The top-ranking woman in the Republican congressional leadership, Cathy McMorris Rodgers (R-WA) gave the GOP response to the president’s address. McMorris Rodgers, 44, is a somewhat new face, but was selected only five weeks ago to give the rebuttal. In her speech she spoke about her humble roots and her experience starting a family while serving in office.
She called for building a stronger middle class to empower individual citizens rather than relying on government help. During her 10-minute speech, she highlighted the GOP brand rather than detail an agenda, list policy points or refute each line of the president’s address.
“Our mission — not only as Republicans, but as Americans — is to once again ensure that we are not bound by where we come from, but empowered by what we can become,” she said, seated on a yellow couch. “That is the gap Republicans are working to close. It’s the gap we all face: between where you are and where you want to be.”
Following her remarks, Senator Mark Lee (D-Utah) delivered the official Tea Party response (a new tradition that began in 2011). The conservative senator — who in 2010 became one of the first Tea Party Republicans to unseat a GOP incumbent — spoke from the National Press Club and focused his remarks on income inequality.
“We are facing an inequality crisis — one to which the president has paid lip-service, but seems uninterested in truly confronting or correcting,” Lee asserted, according to a transcript released by his office. “But where does this new inequality come from? From government — every time it takes rights and opportunities away from the American people and gives them instead to politicians, bureaucrats, and special interests.”

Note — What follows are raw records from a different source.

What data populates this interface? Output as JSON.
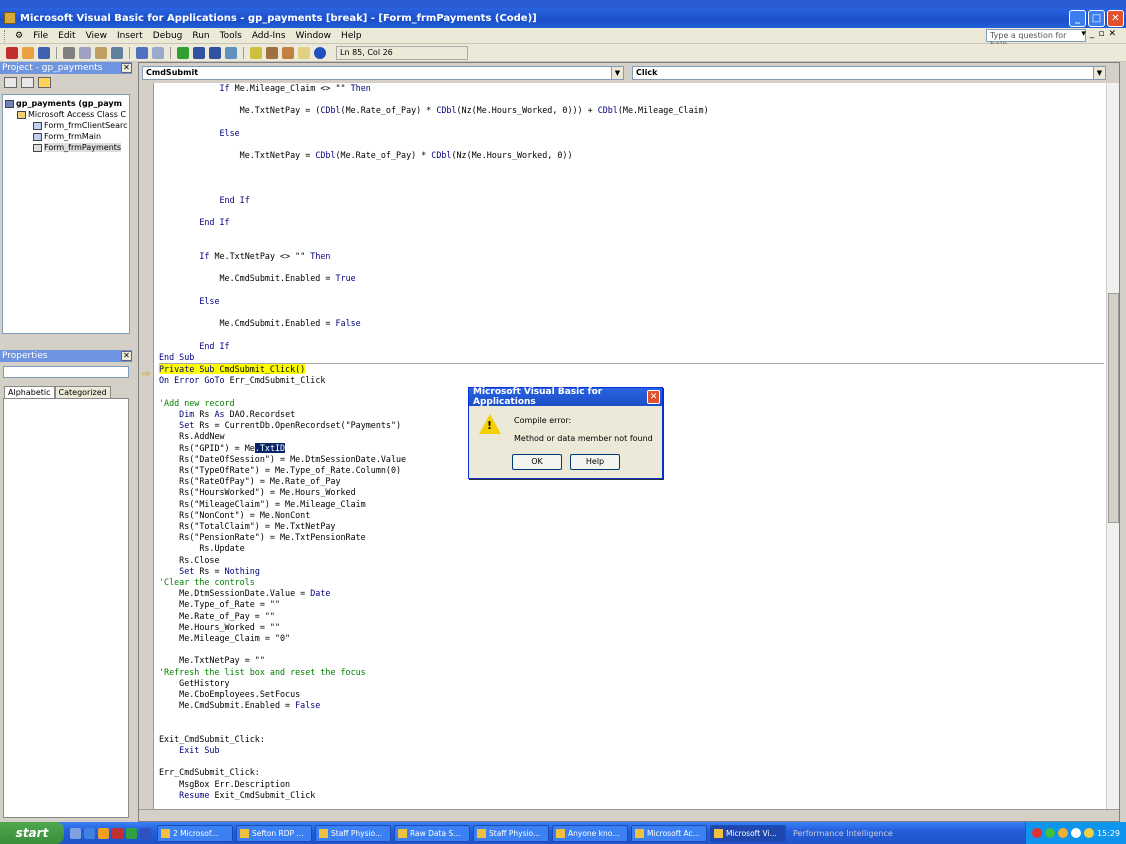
{
  "window": {
    "title": "Microsoft Visual Basic for Applications - gp_payments [break] - [Form_frmPayments (Code)]"
  },
  "menu": [
    "File",
    "Edit",
    "View",
    "Insert",
    "Debug",
    "Run",
    "Tools",
    "Add-Ins",
    "Window",
    "Help"
  ],
  "help_box": "Type a question for help",
  "toolbar": {
    "position": "Ln 85, Col 26"
  },
  "project": {
    "title": "Project - gp_payments",
    "tree": [
      {
        "label": "gp_payments (gp_paym",
        "bold": true,
        "type": "proj"
      },
      {
        "label": "Microsoft Access Class C",
        "type": "folder"
      },
      {
        "label": "Form_frmClientSearc",
        "type": "form"
      },
      {
        "label": "Form_frmMain",
        "type": "form"
      },
      {
        "label": "Form_frmPayments",
        "type": "form",
        "selected": true
      }
    ]
  },
  "properties": {
    "title": "Properties",
    "tabs": [
      "Alphabetic",
      "Categorized"
    ]
  },
  "code_window": {
    "object_combo": "CmdSubmit",
    "proc_combo": "Click"
  },
  "dialog": {
    "title": "Microsoft Visual Basic for Applications",
    "message1": "Compile error:",
    "message2": "Method or data member not found",
    "ok": "OK",
    "help": "Help"
  },
  "taskbar": {
    "start": "start",
    "tasks": [
      "2 Microsof...",
      "Sefton RDP ...",
      "Staff Physio...",
      "Raw Data S...",
      "Staff Physio...",
      "Anyone kno...",
      "Microsoft Ac...",
      "Microsoft Vi..."
    ],
    "perf": "Performance Intelligence",
    "clock": "15:29"
  },
  "colors": {
    "keyword": "#00007f",
    "comment": "#007f00",
    "highlight": "#ffff00",
    "titlebar": "#2a63e0"
  }
}
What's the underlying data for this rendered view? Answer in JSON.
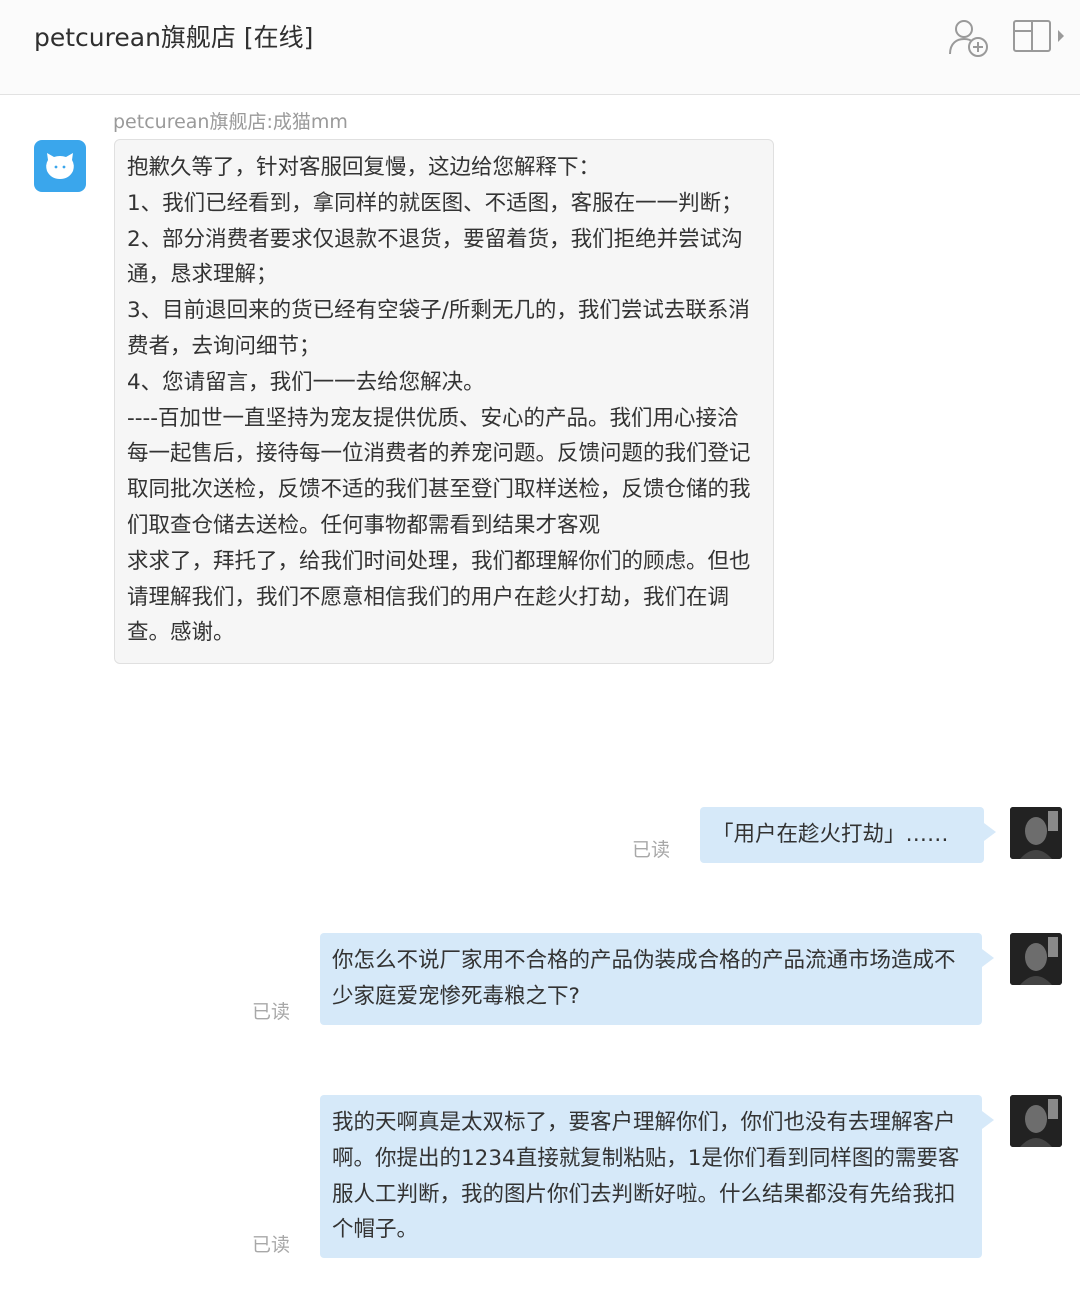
{
  "header": {
    "title": "petcurean旗舰店 [在线]",
    "icons": [
      "add-contact-icon",
      "panel-toggle-icon"
    ]
  },
  "incoming": {
    "sender": "petcurean旗舰店:成猫mm",
    "lines": [
      "抱歉久等了，针对客服回复慢，这边给您解释下：",
      "1、我们已经看到，拿同样的就医图、不适图，客服在一一判断；",
      "2、部分消费者要求仅退款不退货，要留着货，我们拒绝并尝试沟通，恳求理解；",
      "3、目前退回来的货已经有空袋子/所剩无几的，我们尝试去联系消费者，去询问细节；",
      "4、您请留言，我们一一去给您解决。",
      "----百加世一直坚持为宠友提供优质、安心的产品。我们用心接洽每一起售后，接待每一位消费者的养宠问题。反馈问题的我们登记取同批次送检，反馈不适的我们甚至登门取样送检，反馈仓储的我们取查仓储去送检。任何事物都需看到结果才客观",
      "求求了，拜托了，给我们时间处理，我们都理解你们的顾虑。但也请理解我们，我们不愿意相信我们的用户在趁火打劫，我们在调查。感谢。"
    ]
  },
  "outgoing": [
    {
      "status": "已读",
      "lines": [
        "「用户在趁火打劫」……"
      ]
    },
    {
      "status": "已读",
      "lines": [
        "你怎么不说厂家用不合格的产品伪装成合格的产品流通市场造成不少家庭爱宠惨死毒粮之下?"
      ]
    },
    {
      "status": "已读",
      "lines": [
        "我的天啊真是太双标了，要客户理解你们，你们也没有去理解客户啊。你提出的1234直接就复制粘贴，1是你们看到同样图的需要客服人工判断，我的图片你们去判断好啦。什么结果都没有先给我扣个帽子。"
      ]
    }
  ],
  "colors": {
    "outgoing_bubble": "#d6e9f9",
    "incoming_bubble": "#f6f6f6",
    "shop_avatar": "#3aa6ec"
  }
}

Regardless of the Republican address, still Obama’s most emotional point of the evening came with the introduction of Sgt. First Class Cory Remsburg, an Army Ranger the president had met both before and after he was ravaged by a roadside bomb in Afghanistan. As Sergeant Remsburg, blind in one eye and having to learn to walk again, made it to his feet in the first lady’s box, lawmakers of both parties gave him an extended ovation.
Big moments of his speech came when he said, “opportunity should not depend on the accident of our birth but on the strength of our work ethic.” Obama left his address with a final thought, “The question for everyone in this chamber is whether we are going to help or hinder this progress?”